With a population approaching nearly 1.25 million, representing over a third of Armenia’s total population, the capital Yerevan (the 13th in the country’s history) is one of the world’s oldest continuously inhabited cities, with a history dating back to the 8th century BC. With a skyline dominated by Mount Ararat, the city is served by Zvartnots International Airport, which handled close to 1.7 million annual passengers in 2012, representing nearly 6% growth, anna.aero writes.
“There is an undeniable growth trend evident, with the airport doubling its traffic in the last decade. This comes despite the loss of Armenian Airlines, when it was taken over by Armavia in 2003, the latter then becoming the nation’s flag carrier, but which subsequently failed itself in March this year. The growth prospects of the airport are therefore borne out by the fact that passenger traffic is only down just over 3% in the first six months of 2013
According to the source, the collapse of Armavia has dramatically altered the airline landscape at Yerevan. “When comparing schedules for this August to those operated in the same week last year, the impact of Armavia’s 83 weekly services is marked – as they represented nearly 40% of all the airport’s flights.

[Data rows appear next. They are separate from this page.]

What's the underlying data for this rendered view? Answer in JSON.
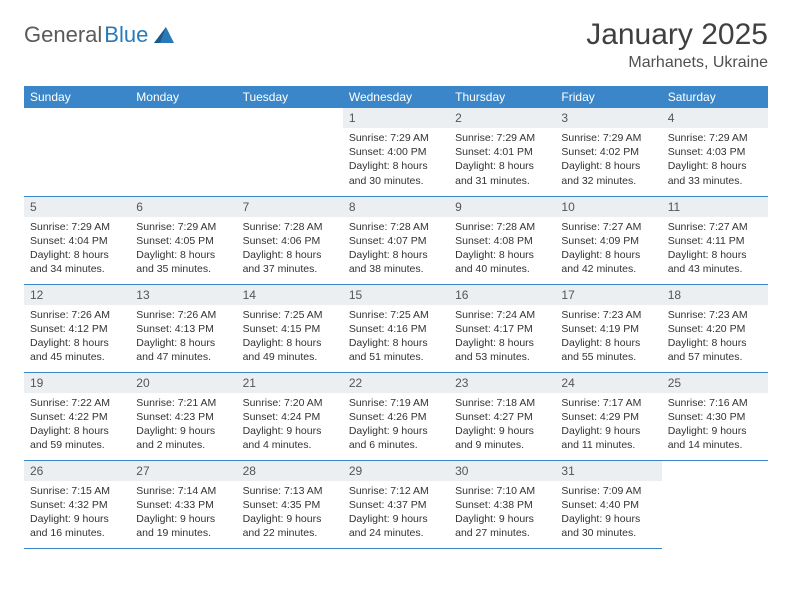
{
  "logo": {
    "general": "General",
    "blue": "Blue"
  },
  "title": "January 2025",
  "location": "Marhanets, Ukraine",
  "colors": {
    "header_bg": "#3a86c8",
    "header_text": "#ffffff",
    "daynum_bg": "#eceff1",
    "border": "#3a86c8",
    "logo_gray": "#5a5a5a",
    "logo_blue": "#2a7ab8"
  },
  "weekdays": [
    "Sunday",
    "Monday",
    "Tuesday",
    "Wednesday",
    "Thursday",
    "Friday",
    "Saturday"
  ],
  "leading_blanks": 3,
  "days": [
    {
      "n": "1",
      "sunrise": "7:29 AM",
      "sunset": "4:00 PM",
      "dl_h": "8",
      "dl_m": "30"
    },
    {
      "n": "2",
      "sunrise": "7:29 AM",
      "sunset": "4:01 PM",
      "dl_h": "8",
      "dl_m": "31"
    },
    {
      "n": "3",
      "sunrise": "7:29 AM",
      "sunset": "4:02 PM",
      "dl_h": "8",
      "dl_m": "32"
    },
    {
      "n": "4",
      "sunrise": "7:29 AM",
      "sunset": "4:03 PM",
      "dl_h": "8",
      "dl_m": "33"
    },
    {
      "n": "5",
      "sunrise": "7:29 AM",
      "sunset": "4:04 PM",
      "dl_h": "8",
      "dl_m": "34"
    },
    {
      "n": "6",
      "sunrise": "7:29 AM",
      "sunset": "4:05 PM",
      "dl_h": "8",
      "dl_m": "35"
    },
    {
      "n": "7",
      "sunrise": "7:28 AM",
      "sunset": "4:06 PM",
      "dl_h": "8",
      "dl_m": "37"
    },
    {
      "n": "8",
      "sunrise": "7:28 AM",
      "sunset": "4:07 PM",
      "dl_h": "8",
      "dl_m": "38"
    },
    {
      "n": "9",
      "sunrise": "7:28 AM",
      "sunset": "4:08 PM",
      "dl_h": "8",
      "dl_m": "40"
    },
    {
      "n": "10",
      "sunrise": "7:27 AM",
      "sunset": "4:09 PM",
      "dl_h": "8",
      "dl_m": "42"
    },
    {
      "n": "11",
      "sunrise": "7:27 AM",
      "sunset": "4:11 PM",
      "dl_h": "8",
      "dl_m": "43"
    },
    {
      "n": "12",
      "sunrise": "7:26 AM",
      "sunset": "4:12 PM",
      "dl_h": "8",
      "dl_m": "45"
    },
    {
      "n": "13",
      "sunrise": "7:26 AM",
      "sunset": "4:13 PM",
      "dl_h": "8",
      "dl_m": "47"
    },
    {
      "n": "14",
      "sunrise": "7:25 AM",
      "sunset": "4:15 PM",
      "dl_h": "8",
      "dl_m": "49"
    },
    {
      "n": "15",
      "sunrise": "7:25 AM",
      "sunset": "4:16 PM",
      "dl_h": "8",
      "dl_m": "51"
    },
    {
      "n": "16",
      "sunrise": "7:24 AM",
      "sunset": "4:17 PM",
      "dl_h": "8",
      "dl_m": "53"
    },
    {
      "n": "17",
      "sunrise": "7:23 AM",
      "sunset": "4:19 PM",
      "dl_h": "8",
      "dl_m": "55"
    },
    {
      "n": "18",
      "sunrise": "7:23 AM",
      "sunset": "4:20 PM",
      "dl_h": "8",
      "dl_m": "57"
    },
    {
      "n": "19",
      "sunrise": "7:22 AM",
      "sunset": "4:22 PM",
      "dl_h": "8",
      "dl_m": "59"
    },
    {
      "n": "20",
      "sunrise": "7:21 AM",
      "sunset": "4:23 PM",
      "dl_h": "9",
      "dl_m": "2"
    },
    {
      "n": "21",
      "sunrise": "7:20 AM",
      "sunset": "4:24 PM",
      "dl_h": "9",
      "dl_m": "4"
    },
    {
      "n": "22",
      "sunrise": "7:19 AM",
      "sunset": "4:26 PM",
      "dl_h": "9",
      "dl_m": "6"
    },
    {
      "n": "23",
      "sunrise": "7:18 AM",
      "sunset": "4:27 PM",
      "dl_h": "9",
      "dl_m": "9"
    },
    {
      "n": "24",
      "sunrise": "7:17 AM",
      "sunset": "4:29 PM",
      "dl_h": "9",
      "dl_m": "11"
    },
    {
      "n": "25",
      "sunrise": "7:16 AM",
      "sunset": "4:30 PM",
      "dl_h": "9",
      "dl_m": "14"
    },
    {
      "n": "26",
      "sunrise": "7:15 AM",
      "sunset": "4:32 PM",
      "dl_h": "9",
      "dl_m": "16"
    },
    {
      "n": "27",
      "sunrise": "7:14 AM",
      "sunset": "4:33 PM",
      "dl_h": "9",
      "dl_m": "19"
    },
    {
      "n": "28",
      "sunrise": "7:13 AM",
      "sunset": "4:35 PM",
      "dl_h": "9",
      "dl_m": "22"
    },
    {
      "n": "29",
      "sunrise": "7:12 AM",
      "sunset": "4:37 PM",
      "dl_h": "9",
      "dl_m": "24"
    },
    {
      "n": "30",
      "sunrise": "7:10 AM",
      "sunset": "4:38 PM",
      "dl_h": "9",
      "dl_m": "27"
    },
    {
      "n": "31",
      "sunrise": "7:09 AM",
      "sunset": "4:40 PM",
      "dl_h": "9",
      "dl_m": "30"
    }
  ],
  "labels": {
    "sunrise": "Sunrise:",
    "sunset": "Sunset:",
    "daylight": "Daylight:",
    "hours": "hours",
    "and": "and",
    "minutes": "minutes."
  }
}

The airport has bounced back to some extent, as the drop in weekly frequencies is only 16% lower than 12 months ago. The loss of Armavia has partly been responsible for a surge in new carriers in Yerevan, as the airport has welcomed nine new airlines, including two now in the top 10 – Ukraine International Airlines and Georgian Airlines — in the last year. However, the net number of airlines at the airport has only increased by four (from 27 to 31) as five airlines have stopped flying to Yerevan (three altogether – Armavia, AeroSvit Airlines and Kuban Airlines), including British Airways’ daily Heathrow and Meridiana’s twice-weekly Rome Fiumicino services (replaced by Alitalia in December 2012), both of which were terminated last October.”
The Airline Network News & Analysis (anna) advises to fly via Yerevan to get from Europe to countriees like India, Pakistan, Nepal or China, as it offers a shorter alternative.
“While journey distances from Heathrow via Dubai to destinations like Mumbai, Ahmedabad or Karachi are comparable to those achieved through Yerevan (although the Armenian capital is still better) the variance become increasingly stark when looking at points like Urumqi, Islamabad and Beijing. The average distance to this basket of routes via Dubai is 8,409 kilometres, whereas for Yerevan it is just 7,435 kilometres, representing nearly a 12% saving.
Anna.aero has evaluated over 50 airport’s seasonality performance for 2012, and Yerevan has entered the rankings at #38 spot overall, lodging itself between Barcelona and Birmingham.
All Armenia needs now is a global mega-carrier with deep pockets and an insatiable desire to connect the world to set-up a base in Yerevan, the article concludes.